Flatari Raih Juara Satu dalam Perlombaan KMSGD se-Jabodetabek

diposting pada tanggal 29 Mei 2017 10.27 oleh Radio RDK UIN Jakarta
Tim penari Flatari saat tampil di perlombaan Milad KMSGD

Flatari, yakni kelompok tari yang merupakan program kerja (proker) milik divisi Skill Development dari Unit Kegiatan Mahasiswa (UKM) Foreign Languange Association (Flat) berhasil memboyong juara satu. Kejuaraan tingkat Jabodetabek itu diraih dalam perlombaan Milad Komunitas Mahasiswa Sunan Gunung Djati (KMSGD) yang ke-53 pada Minggu (21/5), di anjungan Jawa Barat Taman Mini Indonesia Indah (TMII).

Ketua Flatari, Intan Qomariah menuturkan, tujuan dibentuknya Flatari adalah untuk mewadahi minat dan bakat anggota di bidang budaya, serta untuk melestarikan budaya bangsa sendiri. Terkait perlombaan KMSGD tersebut, Intan mengaku ada lima penari yang diturunkan dan tari yang ditampilkan ialah tari zapin melayu dari Riau. Intan menambahkan, penampilan Flatari mendapat apresiasi yang amat baik dari audiens. Menurutnya, hal tersebut disebabkan terdapat daya tarik tersendiri dari kostum yang dikenakan oleh penari.

“Ada banyak tarian lainnya yang diajarkan di Flatari. Selain tari zapin melayu, terdapat pula tari kreasi nusantara, lenggang nyai betawi, puspa pesona khas Tangerang Selatan, yang nantinya akan ditampilkan pada acara Flat open house. Sesudah Idul Fitri mendatang akan dipelajari tarian buchecum yakni sebuah tarian tradisional Korea Selatan,” jelas Intan.

Menyoal kegiatan perlombaan yang pernah diikut, Intan berujar baru kali pertama mengikuti lomba KMSGD ini. Namun, sebelumnya Flatari sudah pernah mengikuti perlombaan lain seperti Indonesia menari pada November lalu, serta beberapa kali tampil dalam acara UIN Jakarta, salah satunya ialah UIN Education Expo.

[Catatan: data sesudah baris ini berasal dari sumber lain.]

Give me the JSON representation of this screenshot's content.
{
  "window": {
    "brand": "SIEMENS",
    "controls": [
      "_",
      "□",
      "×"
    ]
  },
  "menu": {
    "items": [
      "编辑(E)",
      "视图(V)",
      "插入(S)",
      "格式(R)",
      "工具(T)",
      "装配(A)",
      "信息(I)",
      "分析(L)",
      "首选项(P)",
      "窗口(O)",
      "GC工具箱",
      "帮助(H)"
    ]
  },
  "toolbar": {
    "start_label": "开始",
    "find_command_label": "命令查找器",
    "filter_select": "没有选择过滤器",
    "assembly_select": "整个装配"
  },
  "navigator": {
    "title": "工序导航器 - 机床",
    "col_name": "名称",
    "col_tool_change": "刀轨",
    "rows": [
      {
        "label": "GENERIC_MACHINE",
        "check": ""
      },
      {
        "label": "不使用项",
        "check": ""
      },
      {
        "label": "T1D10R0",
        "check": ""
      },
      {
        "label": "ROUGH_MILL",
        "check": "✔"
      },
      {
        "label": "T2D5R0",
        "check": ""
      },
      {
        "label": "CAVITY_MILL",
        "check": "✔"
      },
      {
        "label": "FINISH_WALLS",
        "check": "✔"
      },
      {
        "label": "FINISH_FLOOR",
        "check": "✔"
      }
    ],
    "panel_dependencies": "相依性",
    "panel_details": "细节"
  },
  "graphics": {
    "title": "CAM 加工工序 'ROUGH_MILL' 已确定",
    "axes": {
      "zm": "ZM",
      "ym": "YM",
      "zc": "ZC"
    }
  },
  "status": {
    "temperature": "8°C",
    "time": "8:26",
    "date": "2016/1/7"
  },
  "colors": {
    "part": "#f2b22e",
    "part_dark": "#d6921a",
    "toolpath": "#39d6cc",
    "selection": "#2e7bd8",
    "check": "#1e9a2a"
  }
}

Banyak harapan yang dikemukakan Intan. Dirinya berharap agar dapat terus mempertahankan eksistensinya tidak hanya mewakili Flat, tetapi juga mewakili UIN atau bahkan Indonesia dalam ajang yang lebih besar lainnya, mampu menginspirasi mahasiswa lain untuk melestarikan budaya, dan menjadi sarana untuk menyampaikan bahasa lewat seni dan tarian nusantara.

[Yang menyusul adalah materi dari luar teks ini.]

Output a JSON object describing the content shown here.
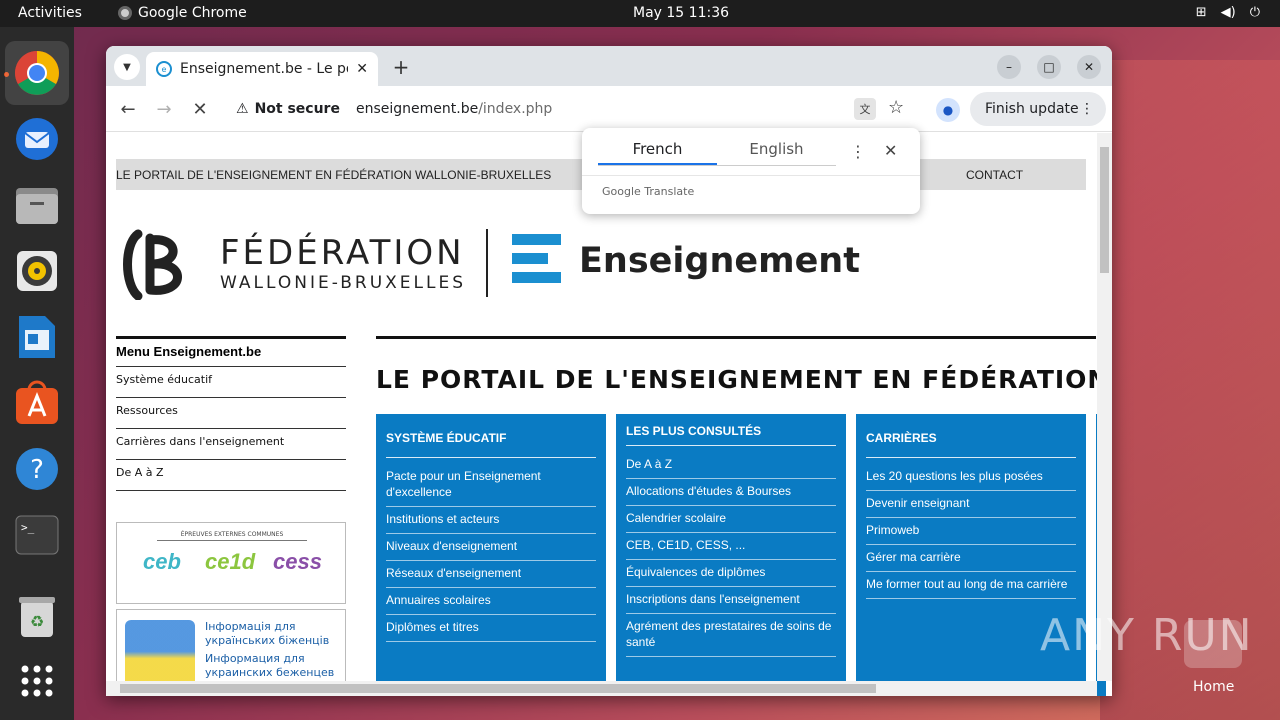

Sementara itu, penari Flatari yang tampil dalam perlombaan KMSGD, Nurotun Aeni mengatakan bahwa penampilan tari zapin melayu tersebut telah dikreasikan dari gerakan pola lantainya, namun tetap tidak merubah keaslian dari tarian tersebut. Hanya saja, pengkreasian ini bertujuan untuk membuat tarian terkesan lebih unik. Aeni berharap dengan diraihnya juara satu penampil terbaik, dapat menjadi motivasi untuk lebih giat dan semangat dalam berkreasi khususnya dalam seni tari, serta dapat terus menorehkan prestasi dan selalu menjaga kekompakan.